I don’t know what was on my face. Blankness. Surprise. It was not what I’d expected to hear. The old man nodded.

“Any man would have done the same,” I said.

“No.”

“I don’t understand.”

“Other than that day, have you ever seen your father in the river or in a pool? In the ocean, maybe?”

“What are you talking about, Dolf?”

“Your father can’t swim, Adam. Guess you never knew that about him.”

I was shocked. “No. I never knew.”

“He’s scared of water, terrified; been that way since we were boys. But he went in without hesitation, headfirst into a debris-choked river so swollen it was all but over its banks. It’s miracle they didn’t both drown.” He paused, nodded again. “The most profound thing I have ever seen. Unequivocal. Selfless.”

“Why are you telling me this?”

He leaned forward and grabbed my arm. “Because you’re like your father, Adam; and because I need you to do something for me.”

“What?”

His eyes burned. “I need you to let it go.”

“Let what go?”

“Me. This. All of this.” New force moved into his words, a conviction. “Don’t try to save me. Don’t start digging. Don’t get your teeth into it.” He released my arm and I rocked back. “Just let it go.”

Then Dolf rose to his feet and took quick strides to the two-way mirror. He looked back with still bright eyes and a voice that broke. “And take care of Grace.” Sudden tears appeared in the seams of his face. “She needs you.”

He rapped on the glass, and turned away, tilted his face to the floor. I found my feet, reaching for words and failing. The door opened with clang. The sheriff came in; deputies filled the space behind him. I held up my hand. “Wait a second,” I said.

Some emotion moved in the sheriff. Color flooded his face. Grantham appeared over his shoulder, paler, more distant.

“That’s it,” the sheriff said. “Time to go.”

I studied Dolf: the straight back and the bent neck; a sudden, racking cough and his arm in that orange sleeve wiping across his mouth. He spread his fingers on the mirror and lifted his head so that he could see my reflection. His lips moved, and I could barely hear him.

“Just go,” he said.

“Come on, Chase.” The sheriff reached out with his hand, as if he could pull me from the room.

Too many questions, no answers; and Dolf’s plea a clatter inside my head.

I heard a plastic rattle, and two deputies rolled in a video recorder on a tripod.

“What’s going on?” I asked.

The sheriff took my arm, pulled me through the door. The pressure eased when the door clanged shut; I shrugged my arm out of his grip. He let me watch through the narrow glass as deputies aimed the camera. Dolf moved to the table, looked once in my direction, and sat. He lifted his face to the camera as the sheriff turned the key and dropped the bolt.

“What is this?” I asked.

He waited until I looked at him. “A confession,” the sheriff said.

“No.”

“For the murder of Danny Faith.” The sheriff paused for full effect. “And all I had to do was let him talk to you.”

I stared.

“That was his one condition.”

I understood. The sheriff knew how much Dolf meant to me and he wanted me to see it: the camera, the old man in front of it, the sudden complacence in his collapsed frame.
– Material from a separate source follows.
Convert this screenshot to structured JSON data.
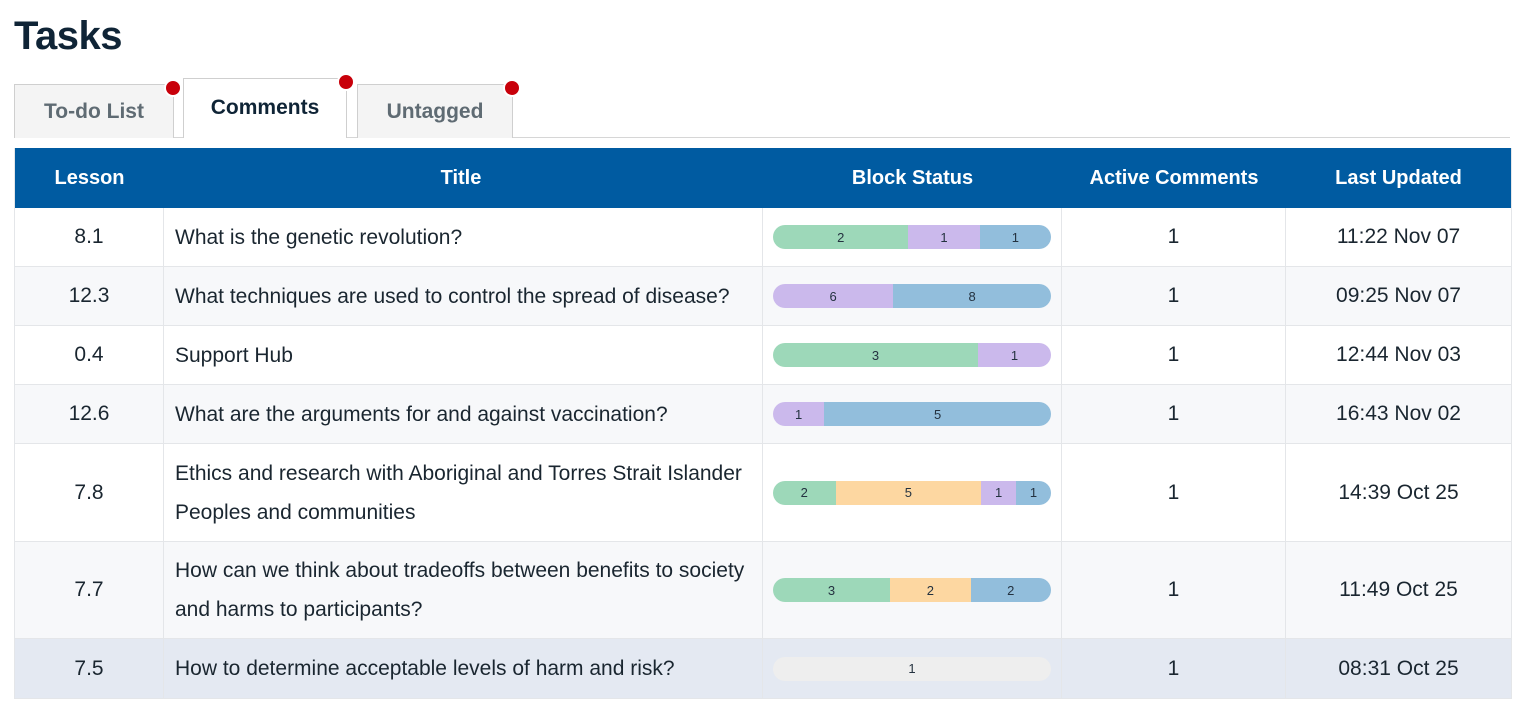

Parks had been right.

“You fucking bastard,” I said.

The sheriff smiled, stepped closer. “Welcome back to Rowan County, you murdering piece of shit.”

CHAPTER 20

We left the detention center and stood in wind that brought the smell of distant rain. Lightning flashed silent heat and went dark before the thunder rolled over us like cannon fire. They wanted to know about Dolf, so I stripped my voice down and told them almost everything. I did not mention his plea to me because I could not leave Dolf Shepherd to rot. No way in hell. I told them that the last thing I saw was Dolf sitting in front of a video camera.

“It doesn’t make sense,” my father finally said. “Dolf took you to the knob, Adam. He all but held the rope. You’d have never found the body without him.”
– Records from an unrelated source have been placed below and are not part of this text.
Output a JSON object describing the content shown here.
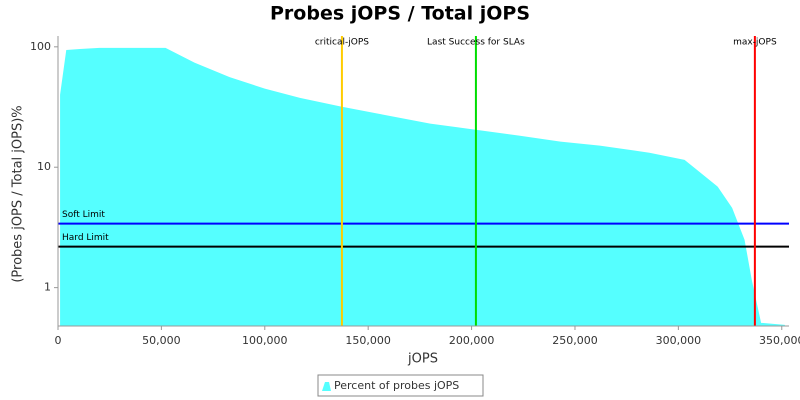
{
  "chart_data": {
    "type": "area",
    "title": "Probes jOPS / Total jOPS",
    "xlabel": "jOPS",
    "ylabel": "(Probes jOPS / Total jOPS)%",
    "x": [
      1000,
      4000,
      10600,
      20000,
      52000,
      66000,
      83000,
      100000,
      117000,
      137000,
      155000,
      180000,
      202000,
      223000,
      243000,
      262000,
      286000,
      303000,
      309000,
      319000,
      326000,
      332000,
      335500,
      340000,
      351500
    ],
    "series": [
      {
        "name": "Percent of probes jOPS",
        "color": "#55ffff",
        "values": [
          40,
          94,
          96,
          98,
          98,
          74,
          56,
          45,
          37.7,
          31.9,
          27.8,
          23,
          20.5,
          18.3,
          16.3,
          15.1,
          13.2,
          11.5,
          9.5,
          6.9,
          4.6,
          2.5,
          1.16,
          0.51,
          0.49
        ]
      }
    ],
    "xlim": [
      0,
      353500
    ],
    "xticks": [
      0,
      {
        "value": 50000,
        "label": "50,000"
      },
      {
        "value": 100000,
        "label": "100,000"
      },
      {
        "value": 150000,
        "label": "150,000"
      },
      {
        "value": 200000,
        "label": "200,000"
      },
      {
        "value": 250000,
        "label": "250,000"
      },
      {
        "value": 300000,
        "label": "300,000"
      },
      {
        "value": 350000,
        "label": "350,000"
      }
    ],
    "ylim": [
      0.48,
      123
    ],
    "yticks": [
      1,
      10,
      100
    ],
    "log_y": true,
    "markers": [
      {
        "label": "critical-jOPS",
        "value": 137300,
        "color": "#ffcc00"
      },
      {
        "label": "Last Success for SLAs",
        "value": 202100,
        "color": "#00dd00"
      },
      {
        "label": "max-jOPS",
        "value": 337000,
        "color": "#ff0000"
      }
    ],
    "thresholds": [
      {
        "label": "Soft Limit",
        "value": 3.4,
        "color": "#0000ff"
      },
      {
        "label": "Hard Limit",
        "value": 2.19,
        "color": "#000000"
      }
    ],
    "legend": "bottom"
  }
}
“Your father’s right,” Parks said, and paused. “Unless he wanted the body to be found.”

“Don’t be absurd!” my father exclaimed.

“Guilt does strange things to people, Jacob. I’ve seen it happen. Mass murderers suddenly confess. Serial rapists ask the court for castration. People twenty years in the clear suddenly own up to killing a spouse decades earlier in a jealous rage. It happens.”

I heard Dolf’s voice in my head; what he’d said to me at the hospital: Sinners usually pay for their sins.